When we put the Lord Jesus first, we know He supplies every need.  ‘Him that honours ME, I will honour.’ 

On another occasion, after we had set aside the Lord’s portion from our allowance, buying a little food, and paying accounts, we had no money left. It would have been easy to yield to the temptation to keep the Lord’s portion just to make sure we had money in our purse.  The Lord loves a cheerful giver.


That sultry day we travelled  to visit missionary friends, where we left our ‘Lord’s portion’ for their missionary work. We drove home through the clear, moonlight night, with the fireflies weaving through the padi fields, with no money left.

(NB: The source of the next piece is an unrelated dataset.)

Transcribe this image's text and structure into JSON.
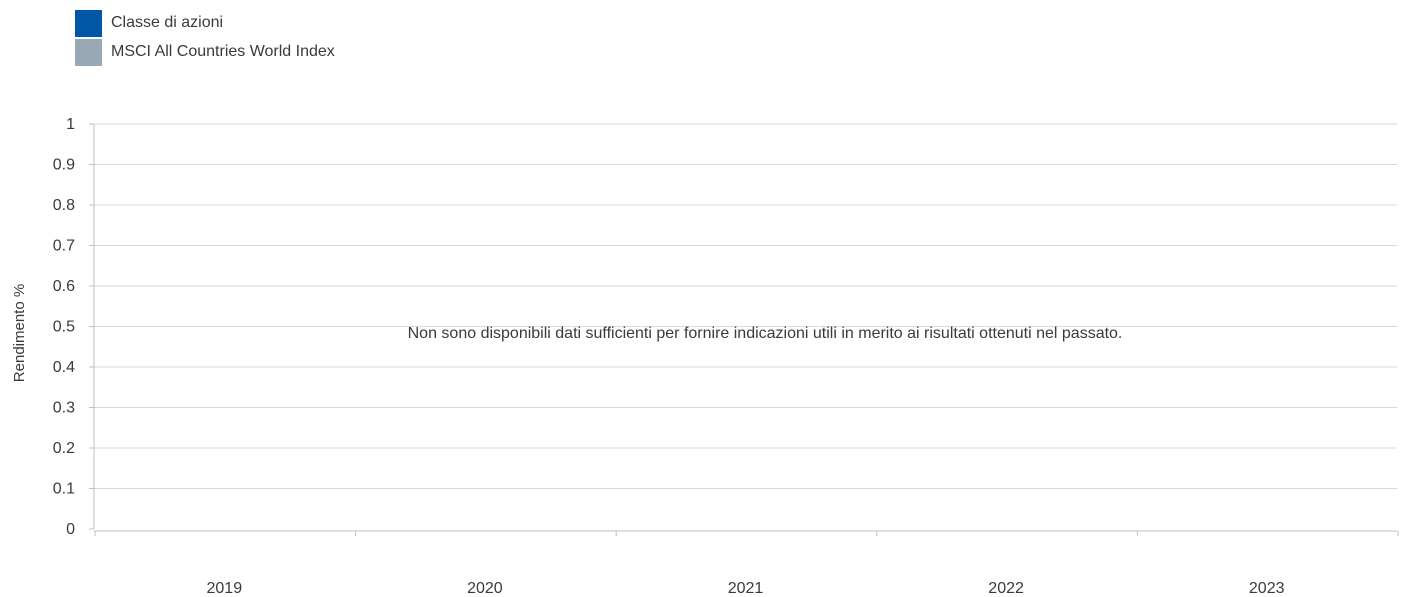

Eventually, we drove into our yard, stepped from the car, and walked across to the side door. As there was no light, my husband shone his torch as I pushed the key into the lock, turned the key, unlocking the door, which I pushed open. There were some letters on the floor: two from Australia, two newspapers, a  magazine, together with an official letter from our Indonesian office, which we left till last. Inside was a surprise. There was an Office refund of an amount we had overpaid.  God had supplied right at the urgent moment of our need.  The Lord is no man’s debtor.


Whatever we give to the Lord, HE pours back in a far greater measure than we are able to receive.    These experiences taught us never to withhold anything from the Lord. As HIS children, we may trust HIM always to look after us, caring for us even better than we care for our own family. You can never outgive GOD.